Donc, dès que vous avez besoin d'une correspondance simple entre un
nom de domaine et un URL, allez-y, ce type d'enregistrement est fait
pour vous. À quoi ressemble-t-il (section 4 du RFC) ? Le format de
présentation en texte met dans les données (la partie
droite de l'enregistrement) une priorité, suivie d'un poids et de
l'URI (nommé Target
). Cela donne comme exemple :
_ftp._tcp.example.net. IN URI 10 1 "ftp://ftp1.example.com/public"
Priorité et poids ont la même sémantique que dans le RFC 2782 (voir plus loin).

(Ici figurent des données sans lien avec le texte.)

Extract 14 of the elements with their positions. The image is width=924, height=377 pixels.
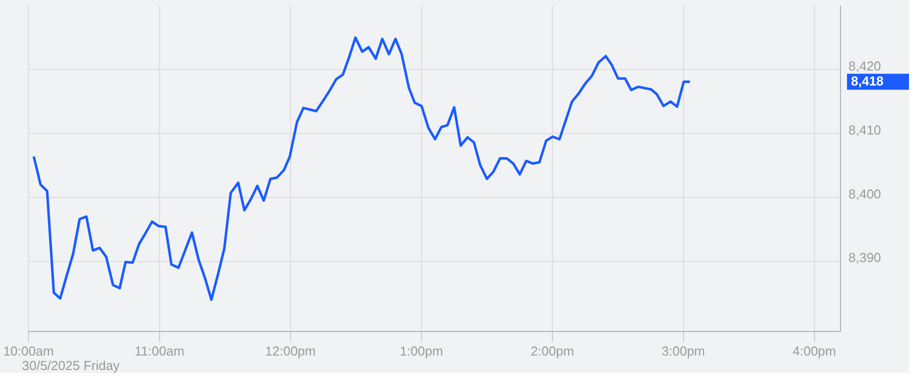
x-tick-label: 1:00pm xyxy=(400,344,444,358)
text: 30/5/2025 Friday xyxy=(22,358,120,373)
line-series xyxy=(32,36,692,301)
text: 8,418 xyxy=(851,74,884,89)
x-tick-label: 12:00pm xyxy=(265,344,316,358)
y-tick-label: 8,410 xyxy=(848,122,882,138)
y-tick-label: 8,400 xyxy=(848,186,882,202)
x-tick-label: 3:00pm xyxy=(662,344,706,358)
x-tick-label: 10:00am xyxy=(3,344,54,358)
y-tick-label: 8,390 xyxy=(848,250,882,266)
x-tick-label: 4:00pm xyxy=(792,344,836,358)
y-tick-label: 8,420 xyxy=(848,58,882,74)
x-tick-label: 11:00am xyxy=(134,344,184,358)
x-tick-label: 2:00pm xyxy=(530,344,574,358)
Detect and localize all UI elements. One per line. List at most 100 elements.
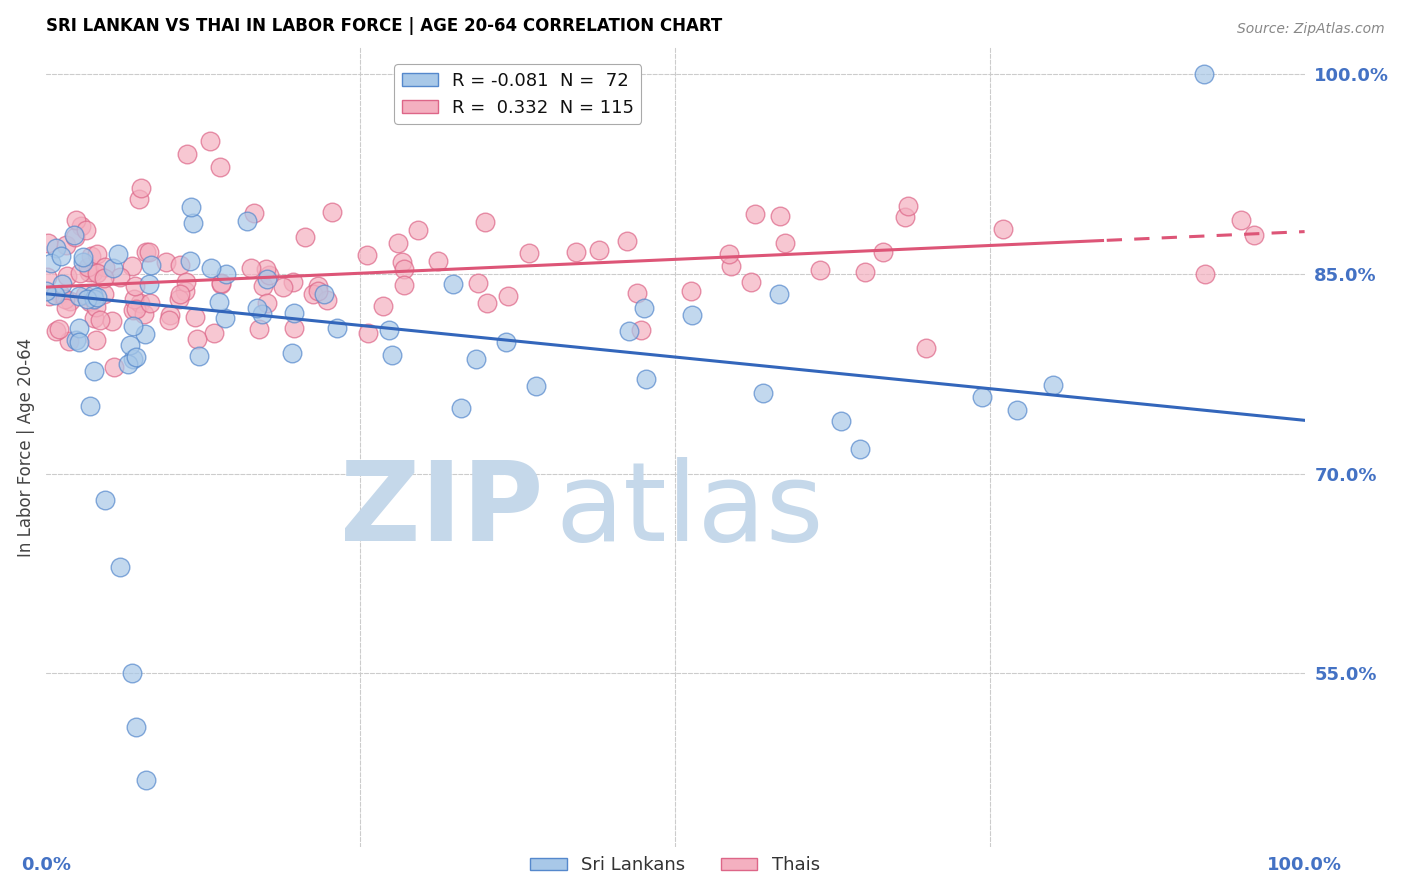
Point	[55, 238, 77, 252]
Point	[35, 285, 58, 299]
Point	[55, 301, 77, 315]
Point	[45, 241, 67, 255]
Point	[993, 222, 1015, 236]
Point	[169, 258, 191, 272]
Point	[72, 255, 94, 269]
Y-axis label: In Labor Force | Age 20-64: In Labor Force | Age 20-64	[17, 337, 35, 557]
Point	[1042, 377, 1064, 392]
Point	[239, 261, 262, 276]
Point	[83, 364, 105, 378]
Point	[252, 278, 274, 293]
Point	[283, 306, 305, 320]
Point	[186, 331, 208, 345]
Point	[107, 247, 129, 261]
Point	[79, 399, 101, 413]
Point	[117, 357, 139, 371]
Point	[441, 277, 464, 291]
Point	[744, 206, 766, 220]
Point	[373, 300, 395, 314]
Text: Source: ZipAtlas.com: Source: ZipAtlas.com	[1237, 22, 1385, 37]
Point	[564, 244, 586, 259]
Point	[524, 379, 547, 393]
Point	[39, 256, 62, 270]
Point	[174, 275, 197, 289]
Point	[93, 260, 115, 275]
Point	[853, 265, 876, 279]
Point	[626, 286, 648, 301]
Point	[378, 323, 401, 337]
Point	[257, 268, 280, 283]
Point	[125, 350, 148, 364]
Point	[634, 372, 657, 386]
Point	[35, 269, 58, 284]
Point	[188, 349, 211, 363]
Point	[134, 327, 156, 342]
Point	[894, 210, 917, 224]
Point	[80, 249, 103, 263]
Point	[129, 181, 152, 195]
Point	[679, 284, 702, 298]
Point	[200, 260, 222, 275]
Point	[108, 559, 131, 574]
Point	[44, 288, 66, 302]
Point	[83, 311, 105, 326]
Point	[173, 284, 195, 298]
Point	[209, 276, 232, 290]
Point	[101, 261, 124, 276]
Point	[256, 296, 278, 310]
Point	[122, 318, 145, 333]
Point	[283, 321, 305, 335]
Point	[121, 666, 143, 681]
Point	[315, 293, 337, 307]
Point	[209, 277, 232, 291]
Point	[242, 206, 264, 220]
Point	[51, 277, 73, 291]
Point	[312, 287, 335, 301]
Point	[808, 263, 831, 277]
Point	[387, 236, 409, 251]
Point	[89, 313, 111, 327]
Point	[588, 243, 610, 257]
Point	[45, 324, 67, 338]
Point	[179, 254, 201, 268]
Point	[176, 147, 198, 161]
Legend: Sri Lankans, Thais: Sri Lankans, Thais	[523, 849, 827, 881]
Point	[250, 307, 273, 321]
Point	[970, 390, 993, 404]
Point	[246, 301, 269, 315]
Text: SRI LANKAN VS THAI IN LABOR FORCE | AGE 20-64 CORRELATION CHART: SRI LANKAN VS THAI IN LABOR FORCE | AGE …	[46, 17, 723, 35]
Text: ZIP: ZIP	[340, 458, 543, 565]
Point	[200, 134, 222, 148]
Point	[63, 227, 86, 242]
Point	[69, 219, 91, 234]
Point	[208, 160, 231, 174]
Point	[475, 295, 498, 310]
Point	[202, 326, 225, 341]
Point	[496, 289, 519, 303]
Point	[63, 230, 86, 244]
Point	[617, 324, 640, 338]
Point	[167, 292, 190, 306]
Point	[281, 346, 304, 360]
Point	[467, 277, 489, 291]
Point	[1194, 267, 1216, 281]
Point	[325, 321, 347, 335]
Point	[135, 772, 157, 787]
Point	[83, 292, 105, 306]
Point	[914, 341, 936, 355]
Point	[59, 293, 82, 308]
Point	[67, 289, 90, 303]
Point	[630, 323, 652, 337]
Point	[53, 292, 76, 306]
Point	[256, 272, 278, 286]
Point	[84, 333, 107, 347]
Point	[897, 199, 920, 213]
Point	[121, 259, 143, 273]
Point	[82, 288, 104, 302]
Point	[321, 205, 343, 219]
Point	[1007, 403, 1029, 417]
Point	[302, 287, 325, 301]
Point	[82, 264, 104, 278]
Point	[773, 236, 796, 251]
Point	[517, 246, 540, 260]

Le nom de domaine suit certaines conventions (section 4.1), notamment d'indiquer le service demandé (pris dans le registre IANA qu'avait créé le RFC 6335) et le protocole utilisé, précédés d'un tiret bas.
L'enregistrement URI a le type 256 et figure à ce titre dans le registre IANA des types DNS.
On peut avoir plusieurs URI pour un même nom de domaine (donc un même service). La sélection se fait en examinant d'abord la priorité, puis le poids. La priorité est absolue. On contacte d'abord les URI ayant la priorité la meilleure (c'est le chiffre le plus bas, attention), et, seulement si cela échoue, on tente les autres. Par contre, à priorité équivalente, la sélection selon le poids est probabiliste. Cela permet de faire de la répartition de charge dans le DNS. Si j'écris deux URI avec la même priorité mais des poids différents :
_ftp._tcp.example.net. IN URI 10 2 "ftp://ftp1.example.net/public" IN URI 10 1 "ftp://ftp4.example.com/mirrors/example.net/"
Alors, l'URI ftp://ftp1.example.net/public
a deux
fois plus de chances d'être sélectionné, il recevra donc les deux
tiers des requêtes. Si j'avais mis des priorités différentes :
_ftp._tcp.example.net. IN URI 10 1 "ftp://ftp1.example.net/public" IN URI 20 1 "ftp://ftp4.example.com/mirrors/example.net/"
Alors,
ftp://ftp4.example.com/mirrors/example.net/
ne
sera sélectionné que s'il n'y a pas le choix, uniquement si
ftp1.example.net
est en panne.
Et sur le réseau, comment est encodé ce nouveau type (section 4.5) ? C'est simple, deux octets pour la priorité, deux pour le poids et l'URI lui-même, sous forme de texte.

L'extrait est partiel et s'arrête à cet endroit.